The push to develop black-box financial systems is an arms race that the world’s major financial institutions have joined. The bulge of credit that moves around the globe with the sun and the time value of money, whose bits and bytes are flowing with ever-increasing velocity, dictate that success goes to the swift. Moving with equal rapidity are the risks that can wipe out unsuspecting players. "Less sophisticated technology will lose out over time to more sophisticated technology," says Andrew Lo, who directs the financial- engineering program at MIT. ""This is why the Old Boy network is being replaced by the computer network. Call it revenge of the nerds, but everyone on Wall Street is scrambling to develop computer-driven trading programs." Physics and finance are converging in what might be called "phynance."

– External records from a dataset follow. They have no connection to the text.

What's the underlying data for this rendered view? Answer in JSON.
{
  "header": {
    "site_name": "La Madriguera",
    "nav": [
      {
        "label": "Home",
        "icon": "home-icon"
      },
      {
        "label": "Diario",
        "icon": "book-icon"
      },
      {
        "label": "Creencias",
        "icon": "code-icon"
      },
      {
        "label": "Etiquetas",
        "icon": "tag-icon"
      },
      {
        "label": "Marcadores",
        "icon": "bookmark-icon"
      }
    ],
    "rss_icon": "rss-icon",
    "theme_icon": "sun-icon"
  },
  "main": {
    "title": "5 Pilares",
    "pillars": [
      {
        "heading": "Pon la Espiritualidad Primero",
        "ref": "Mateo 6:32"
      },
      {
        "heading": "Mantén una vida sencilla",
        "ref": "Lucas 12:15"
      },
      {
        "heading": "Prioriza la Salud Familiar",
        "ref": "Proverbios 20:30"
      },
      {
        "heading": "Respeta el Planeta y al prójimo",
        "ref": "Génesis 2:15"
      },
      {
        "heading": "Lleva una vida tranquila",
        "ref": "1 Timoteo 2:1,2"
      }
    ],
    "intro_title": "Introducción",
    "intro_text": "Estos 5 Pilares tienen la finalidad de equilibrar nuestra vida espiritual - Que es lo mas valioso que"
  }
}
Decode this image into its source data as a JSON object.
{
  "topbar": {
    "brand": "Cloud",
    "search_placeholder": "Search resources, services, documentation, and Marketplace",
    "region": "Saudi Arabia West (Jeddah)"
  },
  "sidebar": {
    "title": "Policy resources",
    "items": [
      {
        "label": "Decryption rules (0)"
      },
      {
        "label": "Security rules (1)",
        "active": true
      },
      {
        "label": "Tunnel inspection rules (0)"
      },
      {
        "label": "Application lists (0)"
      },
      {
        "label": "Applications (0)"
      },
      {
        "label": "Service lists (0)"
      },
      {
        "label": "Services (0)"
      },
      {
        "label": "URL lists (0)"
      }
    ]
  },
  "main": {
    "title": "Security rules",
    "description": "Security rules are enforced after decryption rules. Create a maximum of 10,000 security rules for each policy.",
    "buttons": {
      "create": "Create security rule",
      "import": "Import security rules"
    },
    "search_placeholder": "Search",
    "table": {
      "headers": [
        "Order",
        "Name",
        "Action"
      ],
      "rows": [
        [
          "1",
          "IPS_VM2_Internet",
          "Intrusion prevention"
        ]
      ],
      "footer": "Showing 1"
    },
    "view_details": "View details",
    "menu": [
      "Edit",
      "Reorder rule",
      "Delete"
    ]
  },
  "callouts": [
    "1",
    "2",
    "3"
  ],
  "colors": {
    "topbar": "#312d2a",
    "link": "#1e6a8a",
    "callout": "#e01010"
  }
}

Success in this endeavor can have paradoxical results. For one thing, success invites imitation, which in the world of black-box financial forecasting is a liability. Your edge is dulled as competitors pile on to your strategy, and if the strategy is too widely adopted it is no longer useful for playing the market; instead, it becomes the market. To continue winning, one has to keep a few steps ahead of the competition. "It takes a huge amount of work to build this kind of infrastructure, particularly here in Santa Fe," Packard says, evaluating Prediction Company’s progress over the years. "We went from not knowing what a stock option was to being market players. We pulled it off. We did everything we set out to accomplish, save for making ourselves filthy rich, but, heh, tomorrow is another day."
THE latest reports from Santa Fe are encouraging. One sign that you’ve found structure in the markets is that your balance sheet turns an inky shade of black. Packard has bought his first house, an old adobe with a walled yard, just down the hill from Farmer’s. Farmer has refurbished his Datsun 2000, which is kitted out with a cherrywood dashboard and a leakless top, and he has built a new office, in the yard behind his house. Most of the quarterly objectives are being met. Financial reports are getting filed on time. The model builders are picking up speed, and, though the figures are confidential, they say the P&L is looking good. Over the past year, the company has outrun the indexes, Packard reports, and made returns on capital that place it near the top of its field. "We’re reaching escape velocity," Farmer declares. It’s clear that he and Packard are looking forward to spending more time in their gardens thinking about the evolution of complex systems, rather than living in the middle of one.
"We have a long list of things to do if we ever have enough money to do them," Packard says. He is talking about funding research projects maybe even building an institute to work on complexity and other hard problems.
"Yes, it’s a long list," says Farmer, glancing over at the monitors, with their sawtooth lines ticking up and down.